Pathogenic and Genetic Relatedness Among Xanthomonas axonopodis pv. allii and Other Pathovars of X. axonopodis

ABSTRACT Xanthomonas axonopodis pv. allii is phenotypically and genetically diverse and its relationship to other X. axonopodis pathovars within DNA homology group 9.2 is unknown. In growth chamber experiments, disease symptoms were produced on onion only by inoculation with X. axonopodis pv. allii. Citrus bacterial spot symptoms were induced by X. axonopodis pvs. alfalfae, itrumelo, and allii on Duncan grapefruit and key lime.

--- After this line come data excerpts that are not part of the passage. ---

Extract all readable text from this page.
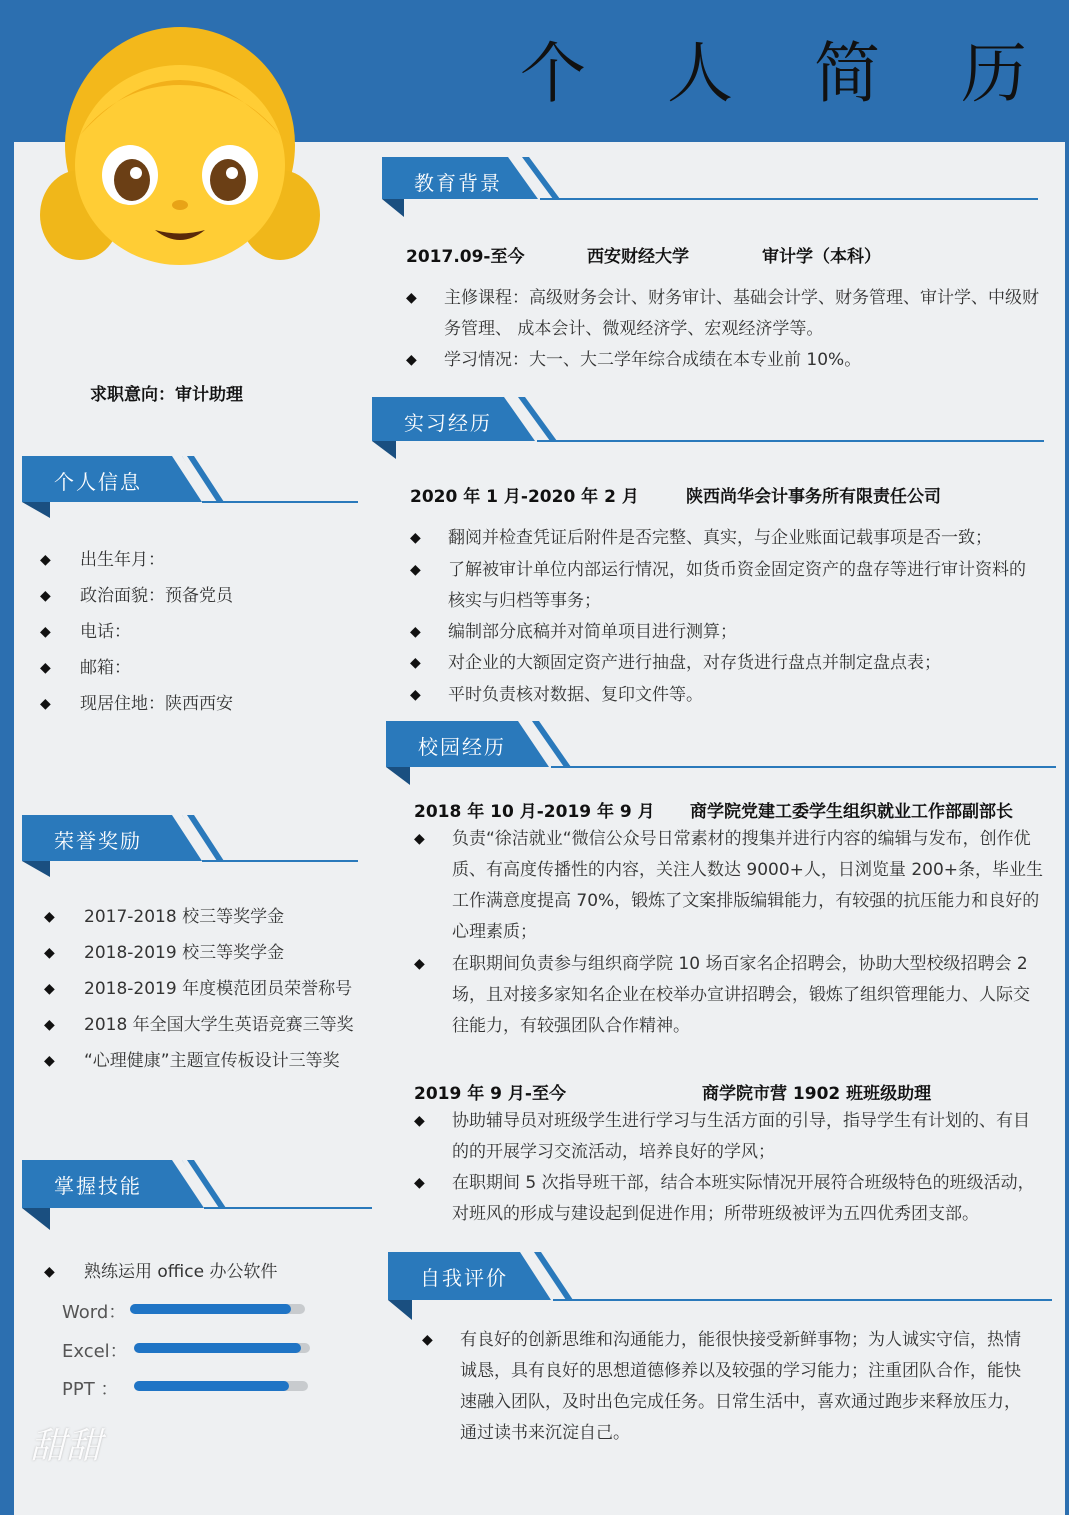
个 人 简 历
求职意向：审计助理
个人信息
◆	出生年月：
◆	政治面貌：预备党员
◆	电话：
◆	邮箱：
◆	现居住地：陕西西安
荣誉奖励
◆	2017-2018 校三等奖学金
◆	2018-2019 校三等奖学金
◆	2018-2019 年度模范团员荣誉称号
◆	2018 年全国大学生英语竞赛三等奖
◆	“心理健康”主题宣传板设计三等奖
掌握技能
◆	熟练运用 office 办公软件
Word：
Excel：
PPT ：
教育背景
2017.09-至今	西安财经大学	审计学（本科）
◆	主修课程：高级财务会计、财务审计、基础会计学、财务管理、审计学、中级财务管理、 成本会计、微观经济学、宏观经济学等。
◆	学习情况：大一、大二学年综合成绩在本专业前 10%。
实习经历
2020 年 1 月-2020 年 2 月	陕西尚华会计事务所有限责任公司
◆	翻阅并检查凭证后附件是否完整、真实，与企业账面记载事项是否一致；
◆	了解被审计单位内部运行情况，如货币资金固定资产的盘存等进行审计资料的核实与归档等事务；
◆	编制部分底稿并对简单项目进行测算；
◆	对企业的大额固定资产进行抽盘，对存货进行盘点并制定盘点表；
◆	平时负责核对数据、复印文件等。
校园经历
2018 年 10 月-2019 年 9 月 商学院党建工委学生组织就业工作部副部长
◆	负责“徐洁就业“微信公众号日常素材的搜集并进行内容的编辑与发布，创作优质、有高度传播性的内容，关注人数达 9000+人，日浏览量 200+条，毕业生工作满意度提高 70%，锻炼了文案排版编辑能力，有较强的抗压能力和良好的心理素质；
◆	在职期间负责参与组织商学院 10 场百家名企招聘会，协助大型校级招聘会 2 场，且对接多家知名企业在校举办宣讲招聘会，锻炼了组织管理能力、人际交往能力，有较强团队合作精神。
2019 年 9 月-至今	商学院市营 1902 班班级助理
◆	协助辅导员对班级学生进行学习与生活方面的引导，指导学生有计划的、有目的的开展学习交流活动，培养良好的学风；
◆	在职期间 5 次指导班干部，结合本班实际情况开展符合班级特色的班级活动，对班风的形成与建设起到促进作用；所带班级被评为五四优秀团支部。
自我评价
◆	有良好的创新思维和沟通能力，能很快接受新鲜事物；为人诚实守信，热情诚恳，具有良好的思想道德修养以及较强的学习能力；注重团队合作，能快速融入团队，及时出色完成任务。日常生活中，喜欢通过跑步来释放压力，通过读书来沉淀自己。
甜甜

X. axonopodis pv. allii multiplication and persistence in Duncan grapefruit were equal to those of an aggressive strain of X. axonopodis pv. citrumelo, but populations of X. axonopodis pvs. alfalfae, betlicola, citrumelo, phaseoli, and vesicatoria were 1.3 to 4.0 log units less than X. axonopodis pv. allii in onion. Genomic fingerprinting by repetitive sequence- based polymerase chain reaction demonstrated that X. axonopodis pvs. allii, alfalfae, and citrumelo are distinct from other Xanthomonas species and X. axonopodis pathovars, but these pathovars were indistinguishable from each other. Three genotype groups were apparent among DNA homology group 9.2 strains, and generally correspond to the aggressiveness and genotype groups previously described for X. axonopodis pv. citrumelo. X. axonopodis pvs. allii, alfalfae, and citrumelo appear to have recently diverged from a common ancestral strain.